The WorldWideWeb Interest Group (WIG), just one of the dozens of interinstitute interest groups at NIH, is open to anyone interested in Internet issues. In addition to offering talks and discussions on topics of general interest, the group also features presentations on specific topics of interest to scientists, information providers, and technical users. Meetings are held on the second Tuesday of each month at 2:30 p.m. in Building 10, Lipsett Auditorium. For more information, see WIG's home page on the Web, located at http://mantis.dcrt.nih.gov/WIG/

Sample screen shot
Internet Grateful Med also provides a sophisticated "analyze search" function, which offers users the opportunity to substitute terms or add related terms to augment a search. This function also helps to clarify ambiguous terms such as "management," which to one user might mean "organization and administration" and to another, "therapy." Judicious use of the "analyze search" function can sometimes dramatically improve a disappointing initial search.

Although the graphical nature of most Web browsers makes Internet Grateful Med a snap for researchers to use [see "Getting Started"], another feature of the World Wide Web posed major headaches for Internet Grateful Med's developers at NLM. The standard Web interaction - in which a user sends a request to a remote computer server, gets back a response, and the connection is broken - leaves the computer server with no history of the user's prior requests. NLM's solution for the "stateless" nature of normal Web interactions was to develop an Expert State Engine at the heart of the Internet Grateful Med gateway. This program has two parts: a "listener" that talks to a user's computer and an "expert state maintainer" that remembers what users have done and has rules for mapping terms and creating and refining searches.

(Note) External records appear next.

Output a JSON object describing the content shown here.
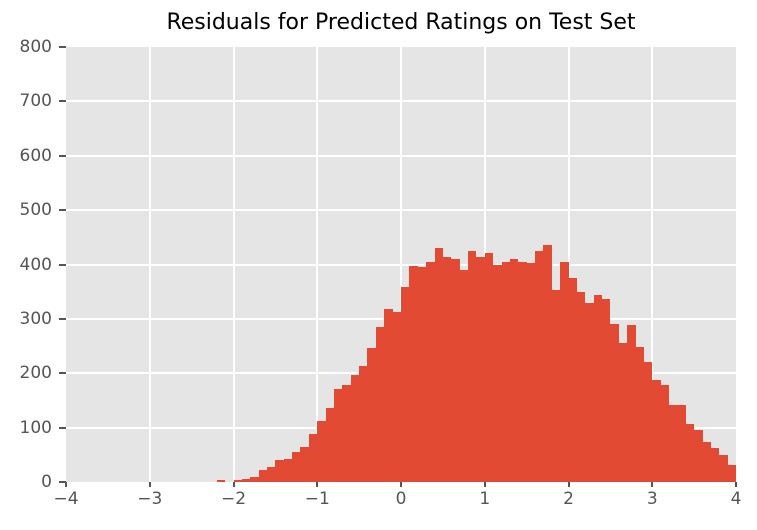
{
  "chart_data": {
    "type": "histogram",
    "title": "Residuals for Predicted Ratings on Test Set",
    "xlabel": "",
    "ylabel": "",
    "style": "ggplot",
    "grid": true,
    "legend": false,
    "xlim": [
      -4,
      4
    ],
    "ylim": [
      0,
      800
    ],
    "xticks": [
      -4,
      -3,
      -2,
      -1,
      0,
      1,
      2,
      3,
      4
    ],
    "xtick_labels": [
      "−4",
      "−3",
      "−2",
      "−1",
      "0",
      "1",
      "2",
      "3",
      "4"
    ],
    "yticks": [
      0,
      100,
      200,
      300,
      400,
      500,
      600,
      700,
      800
    ],
    "ytick_labels": [
      "0",
      "100",
      "200",
      "300",
      "400",
      "500",
      "600",
      "700",
      "800"
    ],
    "bin_start": -2.2,
    "bin_width": 0.1,
    "counts": [
      4,
      0,
      3,
      5,
      10,
      23,
      27,
      40,
      42,
      56,
      64,
      88,
      113,
      136,
      172,
      178,
      196,
      214,
      247,
      286,
      319,
      313,
      358,
      398,
      396,
      405,
      430,
      413,
      410,
      390,
      425,
      414,
      421,
      399,
      405,
      411,
      405,
      403,
      425,
      436,
      354,
      405,
      376,
      350,
      329,
      344,
      336,
      290,
      255,
      289,
      249,
      220,
      188,
      178,
      142,
      142,
      106,
      96,
      73,
      62,
      50,
      32
    ],
    "colors": {
      "bar": "#e24a33",
      "plot_background": "#e5e5e5",
      "figure_background": "#ffffff",
      "gridline": "#ffffff",
      "tick_label": "#555555",
      "title": "#000000"
    }
  }
}
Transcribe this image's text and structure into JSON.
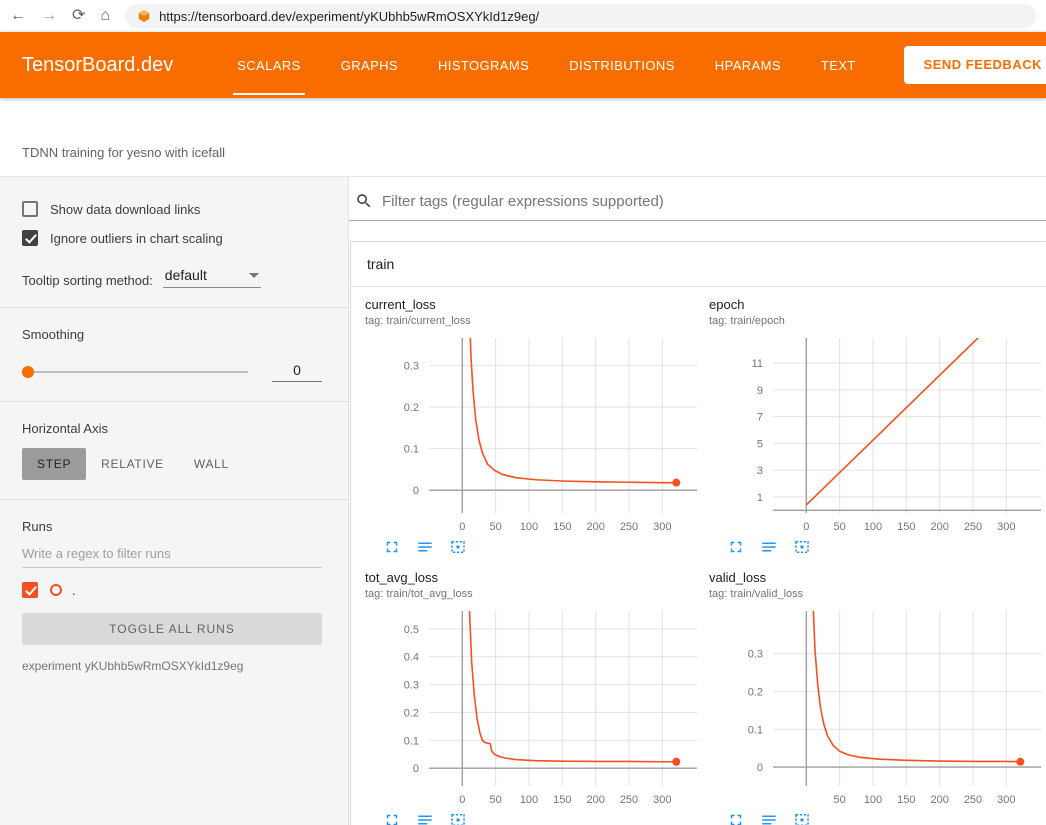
{
  "browser": {
    "back_glyph": "←",
    "forward_glyph": "→",
    "reload_glyph": "⟳",
    "home_glyph": "⌂",
    "url": "https://tensorboard.dev/experiment/yKUbhb5wRmOSXYkId1z9eg/"
  },
  "header": {
    "brand": "TensorBoard.dev",
    "tabs": [
      {
        "label": "SCALARS",
        "active": true
      },
      {
        "label": "GRAPHS",
        "active": false
      },
      {
        "label": "HISTOGRAMS",
        "active": false
      },
      {
        "label": "DISTRIBUTIONS",
        "active": false
      },
      {
        "label": "HPARAMS",
        "active": false
      },
      {
        "label": "TEXT",
        "active": false
      }
    ],
    "feedback_button": "SEND FEEDBACK"
  },
  "subheader": {
    "experiment_title": "TDNN training for yesno with icefall"
  },
  "sidebar": {
    "show_download_label": "Show data download links",
    "ignore_outliers_label": "Ignore outliers in chart scaling",
    "tooltip_sorting_label": "Tooltip sorting method:",
    "tooltip_sorting_value": "default",
    "smoothing_label": "Smoothing",
    "smoothing_value": "0",
    "horizontal_axis_label": "Horizontal Axis",
    "axis_buttons": [
      "STEP",
      "RELATIVE",
      "WALL"
    ],
    "runs_label": "Runs",
    "runs_filter_placeholder": "Write a regex to filter runs",
    "run_name": ".",
    "toggle_all_label": "TOGGLE ALL RUNS",
    "experiment_caption": "experiment yKUbhb5wRmOSXYkId1z9eg"
  },
  "main": {
    "filter_placeholder": "Filter tags (regular expressions supported)",
    "group_title": "train"
  },
  "colors": {
    "accent": "#f96d00",
    "line": "#f4511e",
    "blue": "#2196f3",
    "checkbox_dark": "#424242"
  },
  "chart_data": [
    {
      "type": "line",
      "title": "current_loss",
      "tag": "tag: train/current_loss",
      "xlim": [
        -50,
        352
      ],
      "ylim": [
        -0.055,
        0.366
      ],
      "xticks": [
        0,
        50,
        100,
        150,
        200,
        250,
        300
      ],
      "yticks": [
        0,
        0.1,
        0.2,
        0.3
      ],
      "end_marker": true,
      "series": [
        {
          "name": ".",
          "x": [
            4,
            7,
            10,
            13,
            16,
            20,
            25,
            30,
            38,
            48,
            60,
            80,
            110,
            150,
            200,
            250,
            300,
            321
          ],
          "y": [
            1.2,
            0.7,
            0.45,
            0.32,
            0.24,
            0.17,
            0.12,
            0.09,
            0.062,
            0.048,
            0.038,
            0.03,
            0.025,
            0.022,
            0.02,
            0.019,
            0.018,
            0.018
          ]
        }
      ]
    },
    {
      "type": "line",
      "title": "epoch",
      "tag": "tag: train/epoch",
      "xlim": [
        -50,
        352
      ],
      "ylim": [
        -0.2,
        12.87
      ],
      "xticks": [
        0,
        50,
        100,
        150,
        200,
        250,
        300
      ],
      "yticks": [
        1,
        3,
        5,
        7,
        9,
        11
      ],
      "end_marker": false,
      "series": [
        {
          "name": ".",
          "x": [
            0,
            320
          ],
          "y": [
            0.4,
            15.9
          ]
        }
      ]
    },
    {
      "type": "line",
      "title": "tot_avg_loss",
      "tag": "tag: train/tot_avg_loss",
      "xlim": [
        -50,
        352
      ],
      "ylim": [
        -0.064,
        0.564
      ],
      "xticks": [
        0,
        50,
        100,
        150,
        200,
        250,
        300
      ],
      "yticks": [
        0,
        0.1,
        0.2,
        0.3,
        0.4,
        0.5
      ],
      "end_marker": true,
      "series": [
        {
          "name": ".",
          "x": [
            5,
            8,
            11,
            14,
            18,
            22,
            26,
            30,
            34,
            38,
            42,
            44,
            48,
            55,
            65,
            80,
            110,
            150,
            200,
            250,
            300,
            321
          ],
          "y": [
            1.3,
            0.85,
            0.55,
            0.38,
            0.26,
            0.18,
            0.13,
            0.1,
            0.092,
            0.09,
            0.088,
            0.062,
            0.05,
            0.042,
            0.036,
            0.031,
            0.027,
            0.025,
            0.024,
            0.024,
            0.023,
            0.023
          ]
        }
      ]
    },
    {
      "type": "line",
      "title": "valid_loss",
      "tag": "tag: train/valid_loss",
      "xlim": [
        -50,
        352
      ],
      "ylim": [
        -0.05,
        0.413
      ],
      "xticks": [
        50,
        100,
        150,
        200,
        250,
        300
      ],
      "yticks": [
        0,
        0.1,
        0.2,
        0.3
      ],
      "end_marker": true,
      "series": [
        {
          "name": ".",
          "x": [
            4,
            7,
            10,
            13,
            17,
            21,
            26,
            32,
            40,
            50,
            62,
            80,
            110,
            150,
            200,
            250,
            300,
            321
          ],
          "y": [
            1.0,
            0.66,
            0.44,
            0.31,
            0.22,
            0.16,
            0.115,
            0.082,
            0.058,
            0.042,
            0.033,
            0.026,
            0.021,
            0.018,
            0.016,
            0.015,
            0.015,
            0.014
          ]
        }
      ]
    }
  ]
}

For more information on this latest member of the Grateful Med family of programs or other aspects of accessing online databases via the Web, contact NLM's Internet Grateful Med development team (e-mail: access@nlm.nih.gov).


The Numbers Say It All

More than 125,000 individuals and institutions currently have accounts for searching the National Library of Medicine's 40 online databases. These users made more than 7.5 million searches in 1995. Users of the original Grateful Med do 90% of their searching in Medline, which contains more than 8 million citations. More than 30,000 new citations are being added each month.

Metathesaurus Muscle

The National Library of Medicine's Unified Medical Language System® (UMLS®) Metathesaurus® Unified Medical Language System (UMLS) Metathesaurus is an electronic Rosetta stone containing 589,000 names for 253,000 concepts in 30 biomedical vocabularies, thesauri, or classifications. Users of Internet Grateful Med draw upon this deep and carefully organized reservoir of medical terms when they employ the "find related" function, which compares the user's search terms with all terms in the Metathesaurus to produce a ranked concept "hit list," concept definitions, and Medical Subject Heading (MeSH) notes. Many of the concepts will be underlined, indicating that they are hyper links that the user can click on to ask Internet Grateful Med to create a graphic tree display of related MeSH terms. In another striking feature made possible by the Metathesaurus, Internet Grateful Med offers direct access to millions of pairs of co-terms, which are concepts that appear as "major topic" index terms for the same citation in Medline. With the single click of a mouse, users can include a concept and co-term - or even a triad of a concept, qualifier, and co-term - to improve their searches.